Urgent appeals from Portugal for help to battle wildfires raging across the country have prompted fellow EU states to dispatch fire-fighting aircraft.
Portugal said it could not cope alone in tackling the fires
Spain and France have each sent two water-dropping aircraft and another is due to arrive from Italy on Monday.
Two helicopters are being sent from the Netherlands and three from Germany, along with experts to help tackle around 27 blazes in wood and farmland.
The fires have left at least 15 dead and 140,000 hectares destroyed.
Central and northern Portugal have been the worst affected; several villages have been evacuated. The most serious fire over the weekend was in the Pampilhosa da Serra region, in the Coimbra district 196 km (122 miles) north of Lisbon.
EU FIRE RESPONSE
Spain: 2 planes
France: 2 planes
Germany: 3 Puma helicopters
Italy: 1 plane
Netherlands: 2 helicopters
President of the European Commission Jose Manuel Barroso visited areas affected by fires in the north of Portugal during a holiday visit and pledged support for his home country.
European Commission spokesman Rupert Kreitemeyer told the BBC's World Today programme that the commission had co-ordinated the response to Portugal's appeal for help.
He said France and Spain had already sent water-dropping planes, while help from Germany and Italy was expected to arrive later.
On the ground, the fires have left families devastated.
"I've lost everything," said one woman. "Everything around the house burned. It happened within a few seconds and there was nothing left. There were no firefighters and it looks like hell."
The Portuguese Interior Minister, Antonio Costa, has said the fires were the most damaging in recent times and that the country could not cope without help from abroad.
The situation has been made worse by hot weather and wind.
Portuguese President Jorge Sampaio called for national unity and urged employers to release volunteer firemen from their work obligations "because at this time the country needs as many firefighters as possible".
"This is a very serious moment for Portugal," he said.
Having just returned from holiday in northern Portugal I witnessed the ferocity of the fires. The most alarming thing is how quickly they start and subsequently spread. Fighting such fires is made difficult due to the gradients upon which they burn with stiff winds acting as a catalyst, allowing the fire to spread.
Whilst travelling to the airport in Porto, we drove past three fires in a 100km drive, one of which was burning on both banks of the motorway plus the central reservation. The fire had been burning for over an hour and upon passing the blaze the fire crews had still not had the opportunity to get there.
In the air that evening, the scale of the areas affected was apparent with over 20 fires visible, some raging, others merely beginning. With rain expected in October the fires will only get worse before better.
As a Portuguese, from Lisbon, with most of my family in the south, I have seen fires like this all my life. I must say that this year has been worse than usual but we are mainly getting all this because of our incapacity for preventing these dramatic events.

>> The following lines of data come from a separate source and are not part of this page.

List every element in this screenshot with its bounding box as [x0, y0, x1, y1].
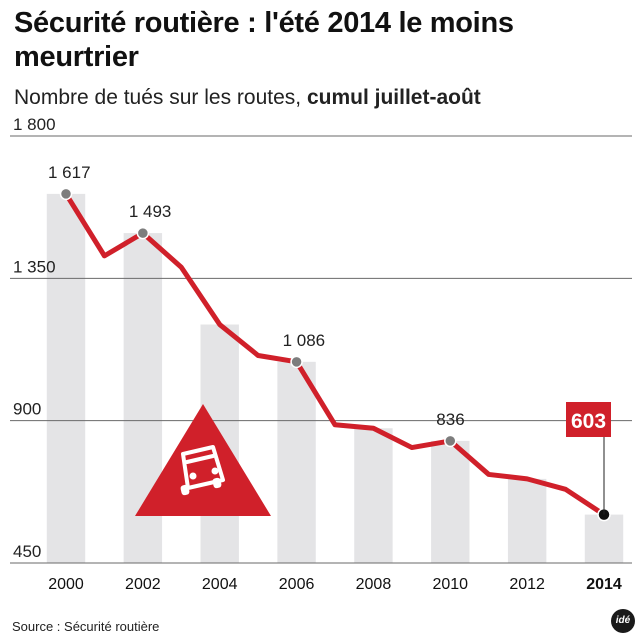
data-label-2010: 836 [436, 410, 464, 429]
y-tick-label: 1 800 [13, 115, 56, 134]
x-tick-label: 2000 [48, 576, 84, 593]
year-column-2010 [431, 440, 470, 563]
subtitle-text: Nombre de tués sur les routes, [14, 86, 307, 109]
car-warning-triangle-icon [135, 404, 271, 516]
year-column-2012 [507, 478, 547, 563]
data-point-markers [59, 187, 611, 522]
data-point-2010 [444, 434, 457, 448]
year-column-2014 [584, 514, 624, 563]
x-tick-label: 2006 [279, 576, 315, 593]
highlight-value-label: 603 [571, 410, 606, 433]
y-tick-label: 1 350 [13, 257, 56, 276]
y-axis-labels: 1 800 1 350 900 450 [13, 115, 56, 561]
subtitle-bold-text: cumul juillet-août [306, 86, 481, 109]
data-labels: 1 617 1 493 1 086 836 603 [48, 163, 611, 515]
x-tick-label: 2002 [125, 576, 161, 593]
data-point-2006 [290, 355, 303, 369]
gridlines [10, 135, 632, 564]
data-point-2002 [136, 226, 150, 240]
chart-subtitle: Nombre de tués sur les routes, cumul jui… [14, 86, 481, 110]
x-tick-label: 2008 [356, 576, 392, 593]
x-tick-label: 2004 [202, 576, 238, 593]
series-line-group [63, 191, 607, 518]
x-axis-labels: 2000 2002 2004 2006 2008 2010 2012 2014 [48, 576, 622, 593]
highlight-box [566, 402, 611, 437]
chart-title: Sécurité routière : l'été 2014 le moins … [14, 7, 514, 73]
year-column-2006 [277, 361, 316, 563]
source-note: Source : Sécurité routière [12, 619, 160, 634]
year-columns [46, 193, 624, 564]
x-tick-label: 2014 [586, 576, 622, 593]
y-tick-label: 900 [13, 400, 41, 419]
data-label-2006: 1 086 [283, 331, 326, 350]
year-column-2008 [354, 428, 393, 563]
x-tick-label: 2010 [432, 576, 468, 593]
year-column-2000 [46, 193, 86, 564]
publisher-logo: idé [611, 609, 635, 633]
y-tick-label: 450 [13, 542, 41, 561]
data-label-2000: 1 617 [48, 163, 91, 182]
data-label-2002: 1 493 [129, 202, 172, 221]
x-tick-label: 2012 [509, 576, 545, 593]
data-point-2000 [59, 187, 73, 201]
series-line [63, 191, 607, 518]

Unless people open their eyes, the only way to prevent this happening next year is just by making sure there's nothing else to burn... sad but true.
Instead of just asking for help now, we must stop being too proud and ask professional fire departments to teach us how to prevent and to deal with situations like this.

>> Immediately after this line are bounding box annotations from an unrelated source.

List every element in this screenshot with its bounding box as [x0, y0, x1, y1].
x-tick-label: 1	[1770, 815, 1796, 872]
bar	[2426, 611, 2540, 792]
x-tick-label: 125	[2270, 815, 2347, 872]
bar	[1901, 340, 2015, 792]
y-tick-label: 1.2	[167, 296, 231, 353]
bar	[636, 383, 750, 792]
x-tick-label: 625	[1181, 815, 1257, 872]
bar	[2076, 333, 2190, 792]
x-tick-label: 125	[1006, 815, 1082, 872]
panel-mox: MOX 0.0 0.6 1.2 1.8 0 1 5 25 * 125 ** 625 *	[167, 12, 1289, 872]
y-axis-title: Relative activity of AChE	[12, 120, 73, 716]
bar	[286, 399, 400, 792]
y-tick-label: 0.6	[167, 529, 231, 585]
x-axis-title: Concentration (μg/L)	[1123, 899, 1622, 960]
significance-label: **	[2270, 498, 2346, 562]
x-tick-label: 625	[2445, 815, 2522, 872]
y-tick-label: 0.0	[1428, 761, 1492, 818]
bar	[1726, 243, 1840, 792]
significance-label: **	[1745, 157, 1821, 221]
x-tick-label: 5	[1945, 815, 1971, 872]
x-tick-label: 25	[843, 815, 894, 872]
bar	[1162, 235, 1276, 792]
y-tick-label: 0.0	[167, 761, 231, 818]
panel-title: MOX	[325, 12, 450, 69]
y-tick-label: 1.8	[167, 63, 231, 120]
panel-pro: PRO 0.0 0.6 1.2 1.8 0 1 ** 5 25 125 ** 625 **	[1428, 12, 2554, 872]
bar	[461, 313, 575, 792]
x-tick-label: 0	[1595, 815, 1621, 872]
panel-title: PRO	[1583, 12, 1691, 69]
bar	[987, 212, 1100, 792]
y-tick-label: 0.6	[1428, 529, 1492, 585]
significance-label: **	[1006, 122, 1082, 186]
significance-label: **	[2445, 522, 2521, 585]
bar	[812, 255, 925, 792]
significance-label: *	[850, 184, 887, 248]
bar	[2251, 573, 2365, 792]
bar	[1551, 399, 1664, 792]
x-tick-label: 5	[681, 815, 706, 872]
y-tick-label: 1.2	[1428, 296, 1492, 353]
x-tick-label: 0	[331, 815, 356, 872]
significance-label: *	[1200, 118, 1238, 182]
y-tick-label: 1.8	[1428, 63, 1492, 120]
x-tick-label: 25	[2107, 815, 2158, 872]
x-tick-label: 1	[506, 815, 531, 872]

Alexandre Goncalves, Lisbon, Portugal
Living in Lisbon, I haven't been directly affected by the fires but you don't have to drive far to see scenes of complete devastation. Even though there have been no major fires in the immediate vicinity, the moon has been tinted orange the last two nights running as a result of smoke haze from fires.

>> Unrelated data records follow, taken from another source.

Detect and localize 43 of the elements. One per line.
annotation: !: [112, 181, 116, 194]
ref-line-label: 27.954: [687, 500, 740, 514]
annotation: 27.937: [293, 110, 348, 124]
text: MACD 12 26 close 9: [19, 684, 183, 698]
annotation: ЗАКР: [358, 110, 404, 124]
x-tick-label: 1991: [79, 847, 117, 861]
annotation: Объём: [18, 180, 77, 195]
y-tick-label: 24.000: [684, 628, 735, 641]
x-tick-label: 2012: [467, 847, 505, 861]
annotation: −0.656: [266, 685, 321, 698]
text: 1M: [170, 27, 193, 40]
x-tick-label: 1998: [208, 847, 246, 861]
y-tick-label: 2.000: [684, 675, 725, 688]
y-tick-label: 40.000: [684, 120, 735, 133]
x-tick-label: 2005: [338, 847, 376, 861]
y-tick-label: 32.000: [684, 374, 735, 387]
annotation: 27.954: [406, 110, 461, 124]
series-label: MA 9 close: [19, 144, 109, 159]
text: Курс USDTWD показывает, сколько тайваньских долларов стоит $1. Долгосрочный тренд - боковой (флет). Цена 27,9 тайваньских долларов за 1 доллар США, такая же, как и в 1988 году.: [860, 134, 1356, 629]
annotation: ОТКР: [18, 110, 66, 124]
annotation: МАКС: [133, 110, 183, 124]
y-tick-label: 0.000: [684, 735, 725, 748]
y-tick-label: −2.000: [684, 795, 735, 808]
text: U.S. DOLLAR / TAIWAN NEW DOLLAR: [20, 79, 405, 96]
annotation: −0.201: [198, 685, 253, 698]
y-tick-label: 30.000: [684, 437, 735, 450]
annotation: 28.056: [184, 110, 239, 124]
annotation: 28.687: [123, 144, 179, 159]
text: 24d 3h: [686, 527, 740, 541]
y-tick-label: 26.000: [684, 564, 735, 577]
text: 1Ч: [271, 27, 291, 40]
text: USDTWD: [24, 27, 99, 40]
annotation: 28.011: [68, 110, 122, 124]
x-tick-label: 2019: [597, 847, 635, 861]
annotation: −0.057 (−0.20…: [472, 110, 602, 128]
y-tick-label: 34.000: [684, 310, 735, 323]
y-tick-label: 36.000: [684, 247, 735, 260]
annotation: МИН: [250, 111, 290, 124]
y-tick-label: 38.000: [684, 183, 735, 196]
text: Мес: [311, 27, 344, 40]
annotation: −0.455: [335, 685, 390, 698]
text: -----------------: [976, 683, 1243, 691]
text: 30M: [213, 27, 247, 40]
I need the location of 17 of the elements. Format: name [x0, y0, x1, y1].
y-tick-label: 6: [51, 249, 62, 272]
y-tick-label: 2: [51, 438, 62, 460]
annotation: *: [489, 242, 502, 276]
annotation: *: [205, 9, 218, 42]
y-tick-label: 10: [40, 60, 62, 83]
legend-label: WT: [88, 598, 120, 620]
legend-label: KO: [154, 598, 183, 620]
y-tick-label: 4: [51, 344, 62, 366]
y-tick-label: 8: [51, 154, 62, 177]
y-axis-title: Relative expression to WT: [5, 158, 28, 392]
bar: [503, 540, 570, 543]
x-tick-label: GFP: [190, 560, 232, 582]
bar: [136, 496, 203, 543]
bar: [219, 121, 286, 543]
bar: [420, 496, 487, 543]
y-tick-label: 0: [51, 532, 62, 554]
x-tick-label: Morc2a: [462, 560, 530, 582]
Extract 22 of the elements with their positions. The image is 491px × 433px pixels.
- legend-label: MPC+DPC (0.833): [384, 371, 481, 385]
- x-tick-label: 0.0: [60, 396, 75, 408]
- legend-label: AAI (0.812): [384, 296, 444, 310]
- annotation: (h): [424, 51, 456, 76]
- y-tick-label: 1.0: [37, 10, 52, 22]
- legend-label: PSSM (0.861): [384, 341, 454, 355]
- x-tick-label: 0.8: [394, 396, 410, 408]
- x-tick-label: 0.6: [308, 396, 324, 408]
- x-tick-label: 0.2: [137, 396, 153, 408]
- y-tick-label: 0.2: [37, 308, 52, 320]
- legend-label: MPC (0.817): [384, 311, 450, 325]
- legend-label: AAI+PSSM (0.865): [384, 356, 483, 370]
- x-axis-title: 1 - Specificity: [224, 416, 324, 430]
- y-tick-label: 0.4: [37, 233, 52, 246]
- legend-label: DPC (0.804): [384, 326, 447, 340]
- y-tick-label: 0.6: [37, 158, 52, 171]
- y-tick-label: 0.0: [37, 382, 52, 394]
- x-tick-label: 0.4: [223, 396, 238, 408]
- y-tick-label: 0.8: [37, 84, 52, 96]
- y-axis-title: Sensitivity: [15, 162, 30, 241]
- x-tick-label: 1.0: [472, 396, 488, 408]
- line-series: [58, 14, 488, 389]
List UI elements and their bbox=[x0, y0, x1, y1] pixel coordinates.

Rather than begging Canadairs from our neighbours each year we should have our own. It's the same story every year yet the government doesn't appear willing to spend a relatively small amount to buy a squadron of Canadair water bombers which would drastically improve firefighting capabilities, preferring instead to buy military submarines and F-16 fighters of no use to anyone.
Michael Brown, Lisbon, Portugal
These fires affect Portugal every year and unfortunately are not wild but manmade. My family has several forest lands in the Portuguese Douro valley that are burned every year because land value is increasing each year.
Forests are cleaned every year just before fire season and replanted every year just after it. Just after the fire season, we receive lots of proposals to sell the land and/or the burned wood. We always send the list of the interested buyers to police.
Miguel, London, UK
Every year, there is a lot of political wrangling here about fire fighting but not enough is done in terms of prevention. Understanding the causes of forest fires and acting upon them is imperative to halt this national tragedy.
Weather factors, like high temperatures and drought, may account for part of the explanation but there are a number of structural and circumstantial factors that need to be identified. Unfortunately, arson is a serious problem that is not effectively dealt with by either the police or the courts.
Anabela Carvalho, Braga, Portugal
My girlfriend and I were on vacation in July in Portugal when we spotted a few fires. They were around the town of Batalha and we could see a whole hill on fire about 15km from our hotel room. You could hear fire engines racing about from all directions to respond to the blazes. It's really sad to see so much land go up in flames.